Ultimate Software treats its workers like family.
When Ultimate Software’s headquarters was in Pembroke Pines, Fla., employees often could be spotted at a nearby Italian restaurant called Capriccio’s, sometimes five days a week. Hiring managers would make job offers to prospective employees over plates of fried calamari and pasta primavera. The company regularly held parties and events there, including the celebration of its IPO in 1998.
Ultimate Software eventually outgrew that office and moved to a large headquarters campus in the neighboring town of Weston. But even today, the company still brings new employees to Capriccio’s as part of a two-day on-boarding and training session. The restaurant will even close to the public so groups of Ultimate Software’s new hires and their managers can mingle, eat, and samba.
“It’s a welcoming to the family,” says Vivian Maza, Ultimate Software’s chief people officer. “A lot of them cry. They come to me crying and hugging me, they can’t believe a place like this exists.”
Ultimate built its business treating employees like family. As it has grown, continuing the tradition of meals at Capriccio’s and other caring practices have helped the maker of cloud-based human resources software preserve its people-first culture. It’s no small feat given that over the past five years, the company’s workforce has more than doubled, to 2,880 from 1,328. During the same time, revenue jumped 41% to $516.2 million in 2015.
The characteristics that make a company unique can be a strategic advantage that drives customers to want to purchase from it, and employees to want to work there. Cultivating a corporate culture can be challenging under any circumstances. It’s even more so for Ultimate Software,No. 15 on this year’s ranking of Fortune’s 100 Best Companies to Work For, and other fast-growing companies that do it on the fly.

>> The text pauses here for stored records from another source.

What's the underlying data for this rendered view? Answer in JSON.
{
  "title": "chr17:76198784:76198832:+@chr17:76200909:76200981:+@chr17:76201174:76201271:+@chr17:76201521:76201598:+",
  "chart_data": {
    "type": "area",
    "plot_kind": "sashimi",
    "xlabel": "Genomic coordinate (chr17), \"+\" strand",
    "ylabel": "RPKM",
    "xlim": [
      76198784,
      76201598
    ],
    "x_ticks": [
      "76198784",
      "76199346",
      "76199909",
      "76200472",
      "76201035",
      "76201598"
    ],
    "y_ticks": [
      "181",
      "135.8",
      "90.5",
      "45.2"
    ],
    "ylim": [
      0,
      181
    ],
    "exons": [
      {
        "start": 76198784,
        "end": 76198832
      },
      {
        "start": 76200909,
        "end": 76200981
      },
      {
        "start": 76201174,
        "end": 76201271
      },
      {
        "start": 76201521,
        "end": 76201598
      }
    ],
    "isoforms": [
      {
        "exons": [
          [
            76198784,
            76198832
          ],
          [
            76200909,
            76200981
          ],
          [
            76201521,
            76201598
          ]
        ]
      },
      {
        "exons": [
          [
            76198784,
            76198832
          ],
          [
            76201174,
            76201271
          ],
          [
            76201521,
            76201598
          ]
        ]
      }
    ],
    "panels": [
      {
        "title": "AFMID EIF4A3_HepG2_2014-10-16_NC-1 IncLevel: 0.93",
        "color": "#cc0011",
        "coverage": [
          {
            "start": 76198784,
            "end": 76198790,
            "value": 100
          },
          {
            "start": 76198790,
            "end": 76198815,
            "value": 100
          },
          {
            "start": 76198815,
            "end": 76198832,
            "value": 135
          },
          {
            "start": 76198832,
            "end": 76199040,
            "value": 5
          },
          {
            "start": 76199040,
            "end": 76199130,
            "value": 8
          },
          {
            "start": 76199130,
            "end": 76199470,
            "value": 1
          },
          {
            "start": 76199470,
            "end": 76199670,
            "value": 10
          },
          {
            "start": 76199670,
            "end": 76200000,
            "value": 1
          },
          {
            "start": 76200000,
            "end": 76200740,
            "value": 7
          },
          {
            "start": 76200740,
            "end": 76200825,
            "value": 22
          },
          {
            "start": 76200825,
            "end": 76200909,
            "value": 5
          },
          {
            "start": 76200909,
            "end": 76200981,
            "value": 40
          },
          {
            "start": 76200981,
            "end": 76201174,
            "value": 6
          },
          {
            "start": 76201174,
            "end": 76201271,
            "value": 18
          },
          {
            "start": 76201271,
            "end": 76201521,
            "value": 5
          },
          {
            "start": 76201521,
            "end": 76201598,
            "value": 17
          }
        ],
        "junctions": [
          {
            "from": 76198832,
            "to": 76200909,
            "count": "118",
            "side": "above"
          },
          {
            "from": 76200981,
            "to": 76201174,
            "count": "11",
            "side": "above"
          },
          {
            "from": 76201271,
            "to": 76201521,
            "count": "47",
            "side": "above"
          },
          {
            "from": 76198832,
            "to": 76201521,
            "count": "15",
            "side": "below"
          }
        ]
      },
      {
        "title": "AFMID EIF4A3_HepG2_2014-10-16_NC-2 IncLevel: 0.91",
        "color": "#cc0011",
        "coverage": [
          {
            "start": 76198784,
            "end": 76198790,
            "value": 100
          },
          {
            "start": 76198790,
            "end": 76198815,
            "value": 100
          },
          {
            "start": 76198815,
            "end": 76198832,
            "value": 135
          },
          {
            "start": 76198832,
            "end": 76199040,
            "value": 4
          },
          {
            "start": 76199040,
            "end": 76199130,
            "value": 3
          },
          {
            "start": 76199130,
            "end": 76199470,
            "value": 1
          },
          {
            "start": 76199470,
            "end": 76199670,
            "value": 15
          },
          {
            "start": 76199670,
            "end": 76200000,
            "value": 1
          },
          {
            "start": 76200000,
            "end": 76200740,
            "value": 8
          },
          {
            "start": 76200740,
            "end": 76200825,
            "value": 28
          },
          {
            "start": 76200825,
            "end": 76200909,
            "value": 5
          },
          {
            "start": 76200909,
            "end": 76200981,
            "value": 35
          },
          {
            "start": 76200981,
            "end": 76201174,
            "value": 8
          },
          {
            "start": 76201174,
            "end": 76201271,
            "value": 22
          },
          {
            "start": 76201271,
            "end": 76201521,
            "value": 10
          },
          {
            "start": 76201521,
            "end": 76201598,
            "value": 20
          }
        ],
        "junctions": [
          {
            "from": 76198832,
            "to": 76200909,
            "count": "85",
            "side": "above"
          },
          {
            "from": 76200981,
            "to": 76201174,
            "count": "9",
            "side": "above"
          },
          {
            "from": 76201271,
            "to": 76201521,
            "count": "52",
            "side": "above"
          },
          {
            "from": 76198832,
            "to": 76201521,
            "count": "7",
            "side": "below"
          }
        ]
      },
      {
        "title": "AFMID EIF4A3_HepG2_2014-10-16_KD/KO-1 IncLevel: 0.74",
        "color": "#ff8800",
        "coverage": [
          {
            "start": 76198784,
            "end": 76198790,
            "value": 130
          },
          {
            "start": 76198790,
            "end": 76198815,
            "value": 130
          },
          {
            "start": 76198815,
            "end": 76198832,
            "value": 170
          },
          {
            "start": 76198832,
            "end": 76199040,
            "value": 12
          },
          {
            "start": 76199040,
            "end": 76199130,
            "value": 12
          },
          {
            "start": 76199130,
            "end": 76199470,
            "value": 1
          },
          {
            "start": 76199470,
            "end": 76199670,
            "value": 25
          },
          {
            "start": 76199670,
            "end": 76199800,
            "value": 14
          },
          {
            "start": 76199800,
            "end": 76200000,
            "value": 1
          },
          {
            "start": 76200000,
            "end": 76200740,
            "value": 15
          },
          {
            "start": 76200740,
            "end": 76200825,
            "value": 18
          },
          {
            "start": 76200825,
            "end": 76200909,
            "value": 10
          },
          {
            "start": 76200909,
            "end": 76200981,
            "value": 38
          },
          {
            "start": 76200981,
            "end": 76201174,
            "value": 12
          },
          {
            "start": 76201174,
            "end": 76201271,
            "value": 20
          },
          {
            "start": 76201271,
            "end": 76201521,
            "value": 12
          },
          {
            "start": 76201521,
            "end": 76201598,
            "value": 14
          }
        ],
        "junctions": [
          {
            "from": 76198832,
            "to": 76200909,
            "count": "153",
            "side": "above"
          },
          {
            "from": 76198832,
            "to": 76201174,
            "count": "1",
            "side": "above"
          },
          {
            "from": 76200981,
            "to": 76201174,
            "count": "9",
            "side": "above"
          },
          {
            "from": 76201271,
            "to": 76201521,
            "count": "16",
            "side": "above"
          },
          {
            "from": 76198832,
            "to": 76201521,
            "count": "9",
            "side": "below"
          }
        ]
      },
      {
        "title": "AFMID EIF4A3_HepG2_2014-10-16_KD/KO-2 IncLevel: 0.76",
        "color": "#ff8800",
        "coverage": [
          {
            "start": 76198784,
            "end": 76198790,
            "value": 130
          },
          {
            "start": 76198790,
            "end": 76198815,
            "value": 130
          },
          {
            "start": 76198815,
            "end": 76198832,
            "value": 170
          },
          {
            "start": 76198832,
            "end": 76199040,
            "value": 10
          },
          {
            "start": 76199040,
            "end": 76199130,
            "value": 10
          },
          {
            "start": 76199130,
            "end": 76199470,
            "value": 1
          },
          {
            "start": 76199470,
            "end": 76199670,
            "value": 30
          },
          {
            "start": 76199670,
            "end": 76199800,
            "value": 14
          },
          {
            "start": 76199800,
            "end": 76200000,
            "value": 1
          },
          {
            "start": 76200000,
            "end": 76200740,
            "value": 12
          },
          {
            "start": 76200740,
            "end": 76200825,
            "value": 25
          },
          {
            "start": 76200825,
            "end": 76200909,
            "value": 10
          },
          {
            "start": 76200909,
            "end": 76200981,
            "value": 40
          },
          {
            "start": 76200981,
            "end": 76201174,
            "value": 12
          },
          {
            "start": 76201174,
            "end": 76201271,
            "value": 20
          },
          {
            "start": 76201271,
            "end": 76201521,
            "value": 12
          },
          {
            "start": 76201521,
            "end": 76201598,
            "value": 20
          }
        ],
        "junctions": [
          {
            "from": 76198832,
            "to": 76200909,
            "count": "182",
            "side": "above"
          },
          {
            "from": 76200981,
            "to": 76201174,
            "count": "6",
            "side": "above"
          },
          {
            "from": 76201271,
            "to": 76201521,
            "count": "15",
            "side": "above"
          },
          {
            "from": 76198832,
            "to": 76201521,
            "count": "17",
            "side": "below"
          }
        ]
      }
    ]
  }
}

In addition to Ultimate Software, companies such asCadence, Arthrex, Encompass Home Health and Hospice,Regeneron Pharmaceuticals, and Slalom have maintained their respective corporate cultures while watching headcount grow 18% to 40% over the past year.
Buy In From the Top
To stick to their roots while adding people like crazy, companies need buy in from management, starting in the C suite. “They’re the guardians of the culture,” says Anil Saxena, a partner at Great Place to Work, the research and consulting firm that surveys thousands of employees to compile Fortune’s 100 Best Companies list.
Top execs set the tone by seeing to it that recruiters and hiring managers find people who are a good fit because of their credentials, and have the right attitude. If anything, culture fit matters more. Managers also have to make sure new hires are steeped in what a company stands for, as well as know they don’t have to sacrifice their individualism to contribute.
“Companies with cultures that are healthy and lasting want people who are willing to try things a little differently,” Saxena says.
In addition, fast-growth companies use their culture as a compass to direct operations and business decisions, down to the smallest detail.
At Ultimate Software, founder Scherr sets the tone. “He’s a gentleman, he’s a class act, he’s kind, professional, and has a sense of humor. And he’s very, very loyal,” says Capriccio’s co-owner Karen Cangelosi.
As the company has scaled, Maza says middle managers have assumed responsibility for passing along Ultimate’s way of doing things to their direct reports and new employees. She tells employees who are interviewing job candidates to give more weight to attitude and personality than skills. Her instructions: “If you don’t want to have dinner with that person, don’t bring them into the company.”
People who don’t work out because they don’t fit the culture or whose performance isn’t up to par usually don’t last long. “If you don’t get rid of employees early on you lose credibility with your team,” which damages the culture, Maza says. Because of the care they take in hiring, that doesn’t happen often.
Voluntary turnover at Ultimate is 4%, low for the tech industry. What’s more, Great Place to Work’s survey of Ultimate’s employees found that 98% are “proud to tell others I work here.” In the survey, the same percentage agree that “People care about each other here.”
Because Ultimate is growing so fast — headcount jumped 25% last year — the two-day new employee on-boarding sessions Maza used to run once a quarter now take place every month. On their first day, new hires get hats, buttons and other company gear, attend get-acquainted sessions, and take a tour of the 11-building campus that culminates with a visit to Scherr’s office.
“He’s very casual,” she says. “He doesn’t have a secretary. They can ask him anything they want. I need them to understand the CEO is like another family member.”